Ho dei diritti. E dei doveri. L’importanza di educare alla responsabilità

Ho trovato questa vignetta in un post di un giovane medico. Mi ha colpito innanzitutto perché esplicita, con la forza dell’immagine, lo stato d’animo di chi è in prima linea nella lotta contro la pandemia, tornata a livelli preoccupanti in questi ultimi giorni, a causa soprattutto delle varianti del virus, che destano preoccupazioni tra gli specialisti: i numeri dei ricoveri nelle terapie intensive e il tempo necessario al recupero della salute, che richiede più giorni rispetto ai mesi scorsi, attestano che non sono preoccupazioni eccessive. Inoltre, questa immagine traduce perfettamente il mio pensiero di queste settimane, che si è concentrato proprio sui temi di questa vignetta.

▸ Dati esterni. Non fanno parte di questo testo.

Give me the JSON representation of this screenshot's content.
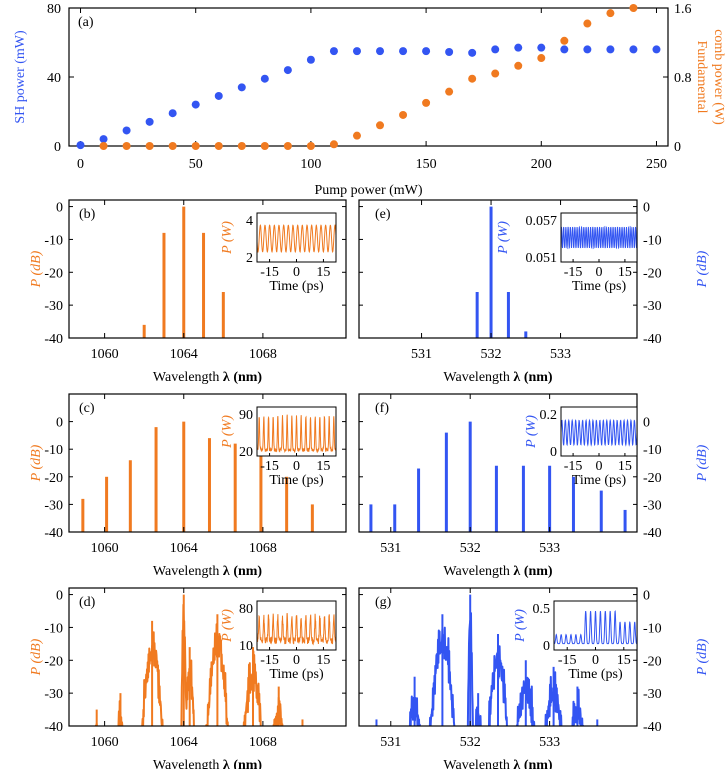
{
  "colors": {
    "sh": "#3355f2",
    "fund": "#f07a20",
    "axis": "#000000"
  },
  "chart_data": [
    {
      "id": "a",
      "type": "scatter",
      "panel_label": "(a)",
      "xlabel": "Pump power (mW)",
      "ylabel_left": "SH power (mW)",
      "ylabel_right_line1": "Fundamental",
      "ylabel_right_line2": "comb power (W)",
      "xlim": [
        -5,
        255
      ],
      "ylim_left": [
        0,
        80
      ],
      "ylim_right": [
        0,
        1.6
      ],
      "x_ticks": [
        0,
        50,
        100,
        150,
        200,
        250
      ],
      "x_tick_labels": [
        "0",
        "50",
        "100",
        "150",
        "200",
        "250"
      ],
      "y_left_ticks": [
        0,
        40,
        80
      ],
      "y_left_tick_labels": [
        "0",
        "40",
        "80"
      ],
      "y_right_ticks": [
        0,
        0.8,
        1.6
      ],
      "y_right_tick_labels": [
        "0",
        "0.8",
        "1.6"
      ],
      "series": [
        {
          "name": "SH power",
          "axis": "left",
          "color_key": "sh",
          "x": [
            0,
            10,
            20,
            30,
            40,
            50,
            60,
            70,
            80,
            90,
            100,
            110,
            120,
            130,
            140,
            150,
            160,
            170,
            180,
            190,
            200,
            210,
            220,
            230,
            240,
            250
          ],
          "y": [
            0.5,
            4,
            9,
            14,
            19,
            24,
            29,
            34,
            39,
            44,
            50,
            55,
            55,
            55,
            55,
            55,
            54.5,
            54,
            56,
            57,
            57,
            56,
            56,
            56,
            56,
            56
          ]
        },
        {
          "name": "Fundamental comb power",
          "axis": "right",
          "color_key": "fund",
          "x": [
            10,
            20,
            30,
            40,
            50,
            60,
            70,
            80,
            90,
            100,
            110,
            120,
            130,
            140,
            150,
            160,
            170,
            180,
            190,
            200,
            210,
            220,
            230,
            240
          ],
          "y": [
            0,
            0,
            0,
            0,
            0,
            0,
            0,
            0,
            0,
            0,
            0.02,
            0.12,
            0.24,
            0.36,
            0.5,
            0.63,
            0.78,
            0.84,
            0.93,
            1.02,
            1.22,
            1.42,
            1.54,
            1.6
          ]
        }
      ]
    },
    {
      "id": "b",
      "type": "bar",
      "panel_label": "(b)",
      "color_key": "fund",
      "ylabel": "P (dB)",
      "ylabel_side": "left",
      "xlabel_text": "Wavelength ",
      "xlabel_sym": "λ",
      "xlabel_unit": " (nm)",
      "xlim": [
        1058.2,
        1072.2
      ],
      "ylim": [
        -40,
        2
      ],
      "x_ticks": [
        1060,
        1064,
        1068
      ],
      "x_tick_labels": [
        "1060",
        "1064",
        "1068"
      ],
      "y_ticks": [
        0,
        -10,
        -20,
        -30,
        -40
      ],
      "y_tick_labels": [
        "0",
        "-10",
        "-20",
        "-30",
        "-40"
      ],
      "lines": [
        [
          1062,
          -36
        ],
        [
          1063,
          -8
        ],
        [
          1064,
          0
        ],
        [
          1065,
          -8
        ],
        [
          1066,
          -26
        ]
      ],
      "inset": {
        "ylabel": "P (W)",
        "y_tick_labels": [
          "4",
          "2"
        ],
        "x_tick_labels": [
          "-15",
          "0",
          "15"
        ],
        "xlabel": "Time (ps)",
        "xlim": [
          -22,
          22
        ],
        "ylim": [
          1.8,
          4.2
        ],
        "waveform": {
          "kind": "sin",
          "period": 2.6,
          "min": 2.3,
          "max": 3.6
        }
      }
    },
    {
      "id": "c",
      "type": "bar",
      "panel_label": "(c)",
      "color_key": "fund",
      "ylabel": "P (dB)",
      "ylabel_side": "left",
      "xlabel_text": "Wavelength ",
      "xlabel_sym": "λ",
      "xlabel_unit": " (nm)",
      "xlim": [
        1058.2,
        1072.2
      ],
      "ylim": [
        -40,
        10
      ],
      "x_ticks": [
        1060,
        1064,
        1068
      ],
      "x_tick_labels": [
        "1060",
        "1064",
        "1068"
      ],
      "y_ticks": [
        0,
        -10,
        -20,
        -30,
        -40
      ],
      "y_tick_labels": [
        "0",
        "-10",
        "-20",
        "-30",
        "-40"
      ],
      "lines": [
        [
          1058.9,
          -28
        ],
        [
          1060.1,
          -20
        ],
        [
          1061.3,
          -14
        ],
        [
          1062.6,
          -2
        ],
        [
          1064,
          0
        ],
        [
          1065.3,
          -6
        ],
        [
          1066.6,
          -8
        ],
        [
          1067.9,
          -12
        ],
        [
          1069.2,
          -20
        ],
        [
          1070.5,
          -30
        ]
      ],
      "inset": {
        "ylabel": "P (W)",
        "y_tick_labels": [
          "90",
          "20"
        ],
        "x_tick_labels": [
          "-15",
          "0",
          "15"
        ],
        "xlabel": "Time (ps)",
        "xlim": [
          -22,
          22
        ],
        "ylim": [
          15,
          95
        ],
        "waveform": {
          "kind": "spiky",
          "period": 2.6,
          "min": 25,
          "max": 80
        }
      }
    },
    {
      "id": "d",
      "type": "spectrum",
      "panel_label": "(d)",
      "color_key": "fund",
      "ylabel": "P (dB)",
      "ylabel_side": "left",
      "xlabel_text": "Wavelength ",
      "xlabel_sym": "λ",
      "xlabel_unit": " (nm)",
      "xlim": [
        1058.2,
        1072.2
      ],
      "ylim": [
        -40,
        2
      ],
      "x_ticks": [
        1060,
        1064,
        1068
      ],
      "x_tick_labels": [
        "1060",
        "1064",
        "1068"
      ],
      "y_ticks": [
        0,
        -10,
        -20,
        -30,
        -40
      ],
      "y_tick_labels": [
        "0",
        "-10",
        "-20",
        "-30",
        "-40"
      ],
      "peaks": [
        [
          1059.6,
          -35,
          0.25
        ],
        [
          1060.8,
          -30,
          0.35
        ],
        [
          1062.4,
          -8,
          0.55
        ],
        [
          1064,
          0,
          0.12
        ],
        [
          1064.3,
          -16,
          0.3
        ],
        [
          1065.7,
          -6,
          0.55
        ],
        [
          1067.5,
          -16,
          0.55
        ],
        [
          1068.8,
          -28,
          0.45
        ],
        [
          1070,
          -38,
          0.3
        ]
      ],
      "noise_floor": -40,
      "inset": {
        "ylabel": "P (W)",
        "y_tick_labels": [
          "80",
          "10"
        ],
        "x_tick_labels": [
          "-15",
          "0",
          "15"
        ],
        "xlabel": "Time (ps)",
        "xlim": [
          -22,
          22
        ],
        "ylim": [
          5,
          85
        ],
        "waveform": {
          "kind": "noisy",
          "period": 2.6,
          "min": 20,
          "max": 60
        }
      }
    },
    {
      "id": "e",
      "type": "bar",
      "panel_label": "(e)",
      "color_key": "sh",
      "ylabel": "P (dB)",
      "ylabel_side": "right",
      "xlabel_text": "Wavelength ",
      "xlabel_sym": "λ",
      "xlabel_unit": " (nm)",
      "xlim": [
        530.1,
        534.1
      ],
      "ylim": [
        -40,
        2
      ],
      "x_ticks": [
        531,
        532,
        533
      ],
      "x_tick_labels": [
        "531",
        "532",
        "533"
      ],
      "y_ticks": [
        0,
        -10,
        -20,
        -30,
        -40
      ],
      "y_tick_labels": [
        "0",
        "-10",
        "-20",
        "-30",
        "-40"
      ],
      "lines": [
        [
          531.8,
          -26
        ],
        [
          532,
          0
        ],
        [
          532.25,
          -26
        ],
        [
          532.5,
          -38
        ]
      ],
      "inset": {
        "ylabel": "P (W)",
        "y_tick_labels": [
          "0.057",
          "0.051"
        ],
        "x_tick_labels": [
          "-15",
          "0",
          "15"
        ],
        "xlabel": "Time (ps)",
        "xlim": [
          -22,
          22
        ],
        "ylim": [
          0.0505,
          0.0575
        ],
        "waveform": {
          "kind": "sin",
          "period": 1.3,
          "min": 0.0525,
          "max": 0.0555
        }
      }
    },
    {
      "id": "f",
      "type": "bar",
      "panel_label": "(f)",
      "color_key": "sh",
      "ylabel": "P (dB)",
      "ylabel_side": "right",
      "xlabel_text": "Wavelength ",
      "xlabel_sym": "λ",
      "xlabel_unit": " (nm)",
      "xlim": [
        530.6,
        534.1
      ],
      "ylim": [
        -40,
        10
      ],
      "x_ticks": [
        531,
        532,
        533
      ],
      "x_tick_labels": [
        "531",
        "532",
        "533"
      ],
      "y_ticks": [
        0,
        -10,
        -20,
        -30,
        -40
      ],
      "y_tick_labels": [
        "0",
        "-10",
        "-20",
        "-30",
        "-40"
      ],
      "lines": [
        [
          530.75,
          -30
        ],
        [
          531.05,
          -30
        ],
        [
          531.35,
          -17
        ],
        [
          531.7,
          -4
        ],
        [
          532,
          0
        ],
        [
          532.33,
          -16
        ],
        [
          532.67,
          -16
        ],
        [
          533,
          -16
        ],
        [
          533.3,
          -20
        ],
        [
          533.65,
          -25
        ],
        [
          533.95,
          -32
        ]
      ],
      "inset": {
        "ylabel": "P (W)",
        "y_tick_labels": [
          "0.2",
          "0"
        ],
        "x_tick_labels": [
          "-15",
          "0",
          "15"
        ],
        "xlabel": "Time (ps)",
        "xlim": [
          -22,
          22
        ],
        "ylim": [
          -0.01,
          0.21
        ],
        "waveform": {
          "kind": "sin",
          "period": 2.0,
          "min": 0.04,
          "max": 0.15
        }
      }
    },
    {
      "id": "g",
      "type": "spectrum",
      "panel_label": "(g)",
      "color_key": "sh",
      "ylabel": "P (dB)",
      "ylabel_side": "right",
      "xlabel_text": "Wavelength ",
      "xlabel_sym": "λ",
      "xlabel_unit": " (nm)",
      "xlim": [
        530.6,
        534.1
      ],
      "ylim": [
        -40,
        2
      ],
      "x_ticks": [
        531,
        532,
        533
      ],
      "x_tick_labels": [
        "531",
        "532",
        "533"
      ],
      "y_ticks": [
        0,
        -10,
        -20,
        -30,
        -40
      ],
      "y_tick_labels": [
        "0",
        "-10",
        "-20",
        "-30",
        "-40"
      ],
      "peaks": [
        [
          530.82,
          -38,
          0.02
        ],
        [
          531.3,
          -25,
          0.12
        ],
        [
          531.65,
          -6,
          0.16
        ],
        [
          532,
          0,
          0.03
        ],
        [
          532.1,
          -30,
          0.08
        ],
        [
          532.35,
          -12,
          0.14
        ],
        [
          532.7,
          -20,
          0.16
        ],
        [
          533.05,
          -22,
          0.16
        ],
        [
          533.35,
          -28,
          0.14
        ],
        [
          533.6,
          -38,
          0.05
        ]
      ],
      "noise_floor": -40,
      "inset": {
        "ylabel": "P (W)",
        "y_tick_labels": [
          "0.5",
          "0"
        ],
        "x_tick_labels": [
          "-15",
          "0",
          "15"
        ],
        "xlabel": "Time (ps)",
        "xlim": [
          -22,
          22
        ],
        "ylim": [
          -0.02,
          0.52
        ],
        "waveform": {
          "kind": "burst",
          "period": 2.6,
          "min": 0.05,
          "max": 0.45
        }
      }
    }
  ]
}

Ho letto articoli, ho assistito a scambi, anche forti, di opinioni sui social, ma, soprattutto, ho ascoltato persone; le ho ascoltate nei bar durante la colazione con alcuni parrocchiani dopo la Messa nel mese di “zona gialla”, le ho ascoltate dentro le narrazioni dei colleghi a scuola e nei racconti dei ragazzi.
Tra tante belle testimonianze, mi ha colpito come, nonostante l’esperienza che stiamo vivendo, per le situazioni più disparate ha ancora molto successo la scelta di trincerarsi dietro l’espressione: “Abbiamo dei diritti”. Due esempi possono bastare. “Mio figlio ha diritto”, ha tuonato qualche genitore a riguardo dei figli, puntando il dito, ovviamente, contro la scuola, rea di non essere sufficientemente attenta alle sconfinate esigenze del pargolo. Ovviamente, il ragazzino ha diritto a un’attenzione esclusiva da parte dei docenti, perché anche se in didattica a distanza è tutta la classe, risulta di diritto divino che il docente si concentri sugli apprendimenti e sullo stato di salute psicofisica di uno solo, come se gli altri non esistessero. Senso di comunità e altruismo: 10 cum laude! Non solo, il figliolo necessita, nella scuola in presenza, di appunti personalizzati e di essere avvisato previamente dell’interrogazione o verifica, per verificare la sua disponibilità a sostenere la prova (si noti bene: non mi sto riferendo a chi ha davvero diritto, per via di certificazioni emanate da enti competenti, a trattamenti speciali o all’ausilio di un docente di sostegno). Aggiungo io: propongo di domandargli anche il voto che gradirebbe, per la serie, come afferma il proverbio popolare: “fatto trenta, facciamo trentuno”.
Domandina facile facile: ma, per caso, esiste ancora il dovere dello studente di seguire le lezioni con attenzione, studiare anche a casa, svolgere i compiti in ogni loro parte, consegnarli con puntualità e prepararsi a dimostrare le competenze acquisite? Perché forse, e dico “forse”, il livello educativo della scuola si gioca anche qui, nella responsabilità che compete allo studente e alla sua famiglia, che non può essere sostituita, nel suo compito educativo, dalla scuola.
Un altro piccolo episodio, una piccola discussione alla quale ho assistito, restando allibito. Tizio: “Io sabato sono andato a casa mia in montagna.. c’era pieno, non si riusciva a parcheggiare.. e poi, con le ciaspole eravamo tantissimi e appiccicati”. Caio: “Non era meglio stare a casa? Va bene che è zona gialla, d’accordo sul fare un giretto.. ma insomma, c’è la pandemia, almeno evitare assembramenti. Pensa ai medici, poveretti!”. Tizio: “Ma piantala (qui, parolaccia irripetibile)! Se è zona gialla vuol dire che si può andare e la gente va! Ne abbiamo il diritto! E cosa c’entrano i medici? Hanno scelto loro di fare quel mestiere!”. Non c’è che dire, anche qui una “laude” ci sta a pennello! Più ci penso, più mi convinco di questo: abbiamo perso la circolarità feconda tra diritto e dovere, che ci ricorda come non sia possibile appellarsi all’uno senza, nel contempo, aver ben presente l’altro. Non esiste diritto senza dovere né dovere senza diritto. Non esiste che io possa intendere la mia libertà di movimento in zona gialla a prescindere dal dovere di non creare condizioni che possano favorire la diffusione del virus, comportando un peggioramento della salute di tutti. Intendere il diritto, che si afferma con forza di avere, in modo autoreferenziale, origina un circolo vizioso, perché tutto ruota attorno al solo diritto, escludendo l’altro, che ha il diritto a sua volta di non essere danneggiato dai miei comportamenti. Dal mio punto di vista, l’educazione che offriamo ai nostri bambini fin da piccoli deve tornare a esplicitare il legame inscindibile tra diritto e dovere, perché, ahimè, esso non può più essere considerato come già acquisito.